Allah'ın Gazabının İnkarcılar İçin Gerekliliği

Allah'ın "Gazaplandıran" ve "İntikam alan" sıfatları da bazı kişiler tarafından yanlış anlaşılmakta ya da kasıtlı olarak çarpıtılmaktadır. Allah'ın gazabı, yalnızca aşağılık insanlara, münafıklara, Allah adına sahtekarlık yapanlara ve öfkeli inkarcılaradır. İman edenlere ise ahirette tam bir güven ve rahatlık vardır. Allah Hristiyanlar da dahil olmak üzere, gerçekten iman edenler için ahirette hiçbir korku olmayacağını bir Kuran ayetinde haber vermiştir:

Gerçek şu ki, iman edenlerle Yahudiler, Sabiîler ve Hıristiyanlardan Allah'a, ahiret gününe inanan ve salih amellerde bulunanlar; onlar için korku yoktur, onlar mahzun da olmayacaklardır. (Maide Suresi, 69)

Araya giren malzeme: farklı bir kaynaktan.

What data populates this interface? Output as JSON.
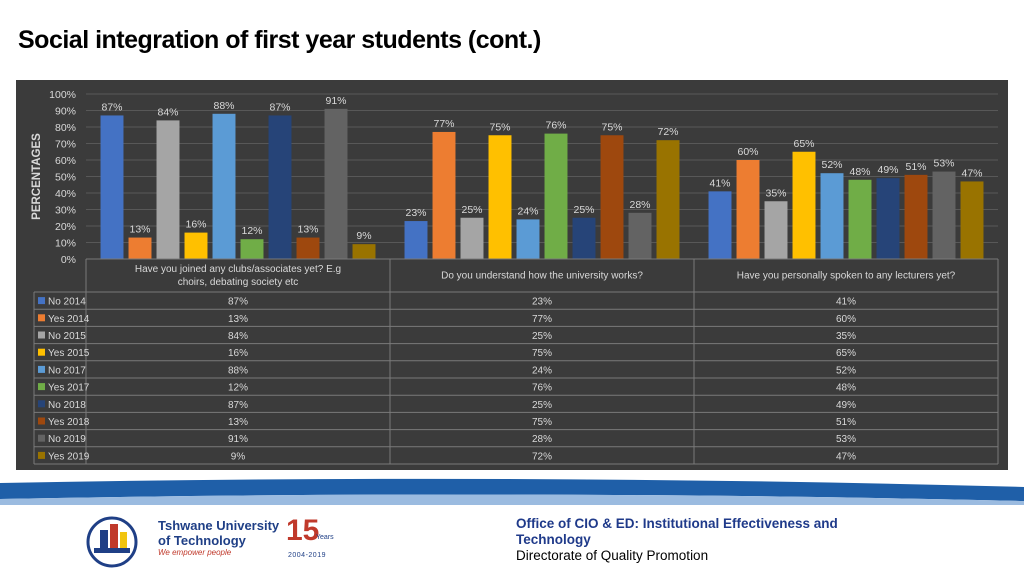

Bir insan; Allah'a kul olduğu, Allah'ı razı etmeye çalıştığı sürece, Allah'ın gazabından uzaktır. Allah, yalnızca zalimlerden intikam alır. Bu Allah'ın adetullahıdır. İnsan, ancak zulmettiğinde Allah'ın azabının derin korkusu içinde olur. Fakat iyilik yaptığında, Allah'ı razı etmeye çalıştığında Allah'a güvenir, vicdanı rahattır.Allah'ın intikam alan vasfı, iman edenler için çok büyük bir nimettir. Örneğin, küçük bir çocuğa zulmeden ve ardından onu öldüren bir insanın yaptığının ahirette karşılığını aldığını, adaletin tecelli ettiğini görmek bir nimettir. Zulmeden kişinin ahirette bu karşılığı aldığını izlemek, zulüm gören çocuk için de çok büyük bir nimettir. İşte bu sebeple iman edenler için cennet nasıl bir nimetse, zulmedenlerin cezalandırıldığı cehennem de iman edenler için bir nimettir. Cennet de cehennem de Allah'ın sonsuz adaletinin ahirette tecelli ettiği yerlerdir. Peygamberlere zulmetmeye çalışanlar da, Hz. İsa (as)'a ihanet edenler ve onu şehit etmeye çalışanlar da, masum çocukları, insanları, hayvanları katledenler de Rabbimiz'in intikam alan sıfatı gereği ahirette en adil karşılığı almışlardır ve alacaklardır. Dünyada her birine tevbe kapısı elbette sonuna kadar açıktır. Fakat tevbe etmekte büyüklenenlerin bu karşılığı alması, bu zulmü bizzat yaşayanlar için de, bunu izleyenler için de bir iç rahatlığıdır. Dolayısıyla Allah'ın intikam alan vasfı, gerçekten iman eden vicdan sahibi bir kişiyi sevindirmelidir.
Kendisine sövüldüğünde sövgüyle karşılık vermedi, acı çektiğinde kimseyi tehdit etmedi; davasını, adaletle yargılayan Tanrı'ya bıraktı.  (1 Petrus 2: 23)
Merhamet konusunu da iyi değerlendirmek gerekir. Bizlere merhamet duygusunu öğreten Allah'tır. Allah dilemeseydi, dünyada hiçkimse böyle bir duygunun varlığını bilmeyecekti. İnsanların tümü, merhamet duygusundan tamamen mahrum yaşayacaktı. Dolayısıyla, Allah'ın yarattığı ve öğrettiği bir şeyi Allah'a karşı delil gibi getirmek, Allah'a [Haşa] merhamet dersi vermeye cüret etmek (Allah'ı tenzih ederiz) son derece cahilcedir, büyük bir suçtur. Allah sonsuz merhametlidir. Yüce Allah kimin nasıl fıtratta yaratıldığını, kimin merhameti, kimin de azabı hak ettiğini kuşkusuz ki en iyi bilendir. Ahirette hiç kimse, en küçük bir haksızlıkla karşılaşmayacaktır. Allah sonsuz adalet sahibidir ve ahirette herkes hakkında hak ile hüküm verilecektir. İncil'de Rabbimiz'in sonsuz adaletini ifade eden sözlerden bazıları şöyledir:

Haksızlık eden ettiği haksızlığın karşılığını alacak, hiçbir ayrım yapılmayacaktır.  (Pavlus'tan Koloselilere Mektup, 3:25)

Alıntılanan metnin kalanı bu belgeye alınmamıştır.